Re: [BUGS] Status of issue 4593 - Mailing list pgsql-hackers

From Kevin Grittner
Subject Re: [BUGS] Status of issue 4593
Date
Msg-id 496B3F3D.EE98.0025.0@wicourts.gov
Whole thread Raw
In response to Re: [BUGS] Status of issue 4593  (Tom Lane <tgl@sss.pgh.pa.us>)
Responses Re: [BUGS] Status of issue 4593  (Tom Lane <tgl@sss.pgh.pa.us>)

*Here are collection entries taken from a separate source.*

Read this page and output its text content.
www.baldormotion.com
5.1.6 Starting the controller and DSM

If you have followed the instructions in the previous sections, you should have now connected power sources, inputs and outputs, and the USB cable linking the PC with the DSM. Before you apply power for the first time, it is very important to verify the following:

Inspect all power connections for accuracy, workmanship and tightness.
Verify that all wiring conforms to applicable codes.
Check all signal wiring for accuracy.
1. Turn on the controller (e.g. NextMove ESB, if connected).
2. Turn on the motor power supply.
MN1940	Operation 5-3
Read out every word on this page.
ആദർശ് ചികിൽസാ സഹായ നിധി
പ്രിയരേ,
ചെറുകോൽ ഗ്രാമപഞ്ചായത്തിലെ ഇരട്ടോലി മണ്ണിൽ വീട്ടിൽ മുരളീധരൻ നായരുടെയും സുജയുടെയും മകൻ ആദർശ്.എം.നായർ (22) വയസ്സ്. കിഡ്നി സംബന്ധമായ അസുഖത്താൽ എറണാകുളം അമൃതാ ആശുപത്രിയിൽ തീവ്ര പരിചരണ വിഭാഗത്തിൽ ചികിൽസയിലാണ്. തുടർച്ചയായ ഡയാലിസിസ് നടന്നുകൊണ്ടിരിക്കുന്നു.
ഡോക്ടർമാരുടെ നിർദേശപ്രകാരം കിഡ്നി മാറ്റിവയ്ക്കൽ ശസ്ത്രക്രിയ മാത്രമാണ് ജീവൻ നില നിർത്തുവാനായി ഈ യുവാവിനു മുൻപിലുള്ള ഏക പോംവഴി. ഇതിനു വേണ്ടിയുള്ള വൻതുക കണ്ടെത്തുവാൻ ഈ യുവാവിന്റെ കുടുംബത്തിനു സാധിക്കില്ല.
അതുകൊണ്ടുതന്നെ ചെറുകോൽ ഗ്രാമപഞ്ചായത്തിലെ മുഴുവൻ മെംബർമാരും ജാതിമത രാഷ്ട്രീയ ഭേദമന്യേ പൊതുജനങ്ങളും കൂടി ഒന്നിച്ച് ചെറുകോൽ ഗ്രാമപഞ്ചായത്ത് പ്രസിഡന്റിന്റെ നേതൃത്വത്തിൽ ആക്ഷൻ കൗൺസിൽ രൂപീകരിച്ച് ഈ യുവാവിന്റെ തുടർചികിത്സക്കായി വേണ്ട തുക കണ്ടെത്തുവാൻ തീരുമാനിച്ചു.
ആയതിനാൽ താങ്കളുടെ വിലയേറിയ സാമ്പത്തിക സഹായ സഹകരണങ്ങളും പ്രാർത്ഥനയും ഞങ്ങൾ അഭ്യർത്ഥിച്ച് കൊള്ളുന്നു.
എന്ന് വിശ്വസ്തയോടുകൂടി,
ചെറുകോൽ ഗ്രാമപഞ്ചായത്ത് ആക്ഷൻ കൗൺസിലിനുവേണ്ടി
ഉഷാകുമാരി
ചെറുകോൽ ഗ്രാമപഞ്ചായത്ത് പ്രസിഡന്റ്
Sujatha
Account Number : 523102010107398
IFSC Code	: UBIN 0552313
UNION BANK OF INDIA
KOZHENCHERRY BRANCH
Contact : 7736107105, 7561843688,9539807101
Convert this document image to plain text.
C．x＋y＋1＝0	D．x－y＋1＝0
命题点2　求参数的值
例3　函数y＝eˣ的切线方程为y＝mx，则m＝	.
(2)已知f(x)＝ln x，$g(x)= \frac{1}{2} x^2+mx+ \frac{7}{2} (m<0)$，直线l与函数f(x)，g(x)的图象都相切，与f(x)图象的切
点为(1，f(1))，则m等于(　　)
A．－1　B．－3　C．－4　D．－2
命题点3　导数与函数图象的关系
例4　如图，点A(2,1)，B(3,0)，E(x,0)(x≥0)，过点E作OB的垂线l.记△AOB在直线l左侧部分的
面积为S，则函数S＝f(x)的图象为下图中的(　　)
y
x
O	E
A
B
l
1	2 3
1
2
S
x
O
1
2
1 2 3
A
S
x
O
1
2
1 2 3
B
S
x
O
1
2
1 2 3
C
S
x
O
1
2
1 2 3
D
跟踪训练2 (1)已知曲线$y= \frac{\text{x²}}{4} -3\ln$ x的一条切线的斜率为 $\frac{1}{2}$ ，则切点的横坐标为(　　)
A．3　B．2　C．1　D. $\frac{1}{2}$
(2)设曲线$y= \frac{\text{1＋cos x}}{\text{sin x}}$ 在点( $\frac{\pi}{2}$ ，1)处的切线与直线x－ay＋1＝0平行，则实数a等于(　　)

Re: [BUGS] Status of issue 4593  (Peter Eisentraut <peter_e@gmx.net>)
List pgsql-hackers
>>> Tom Lane <tgl@sss.pgh.pa.us> wrote: 
> "Kevin Grittner" <Kevin.Grittner@wicourts.gov> writes:
>> Tom Lane <tgl@sss.pgh.pa.us> wrote: 
>>> A re-sort after locking doesn't really make things all nice and
>>> intuitive either.
> 
>> Would it make any sense to roll back and generate a
>> SERIALIZATION_FAILURE?
> 
> If that's what you want then you run the transaction in serializable
> mode.  The point of doing it in READ COMMITTED mode is that you
don't
> want such a failure.
Well, that's a PostgreSQL-specific point of view, although I
understand the point of maintaining that guarantee.  (In Microsoft SQL
Server and Sybase ASE we actually had to run our read-only web
application at the READ UNCOMMITTED transaction isolation level
because so many SELECT queries were rolled back when they deadlocked
with the traffic from replication when they were all running at READ
COMMITTED.)
If you run this at SERIALIZABLE transaction isolation level, would
PostgreSQL currently roll something back before returning rows in an
order different than that specified by the ORDER BY clause?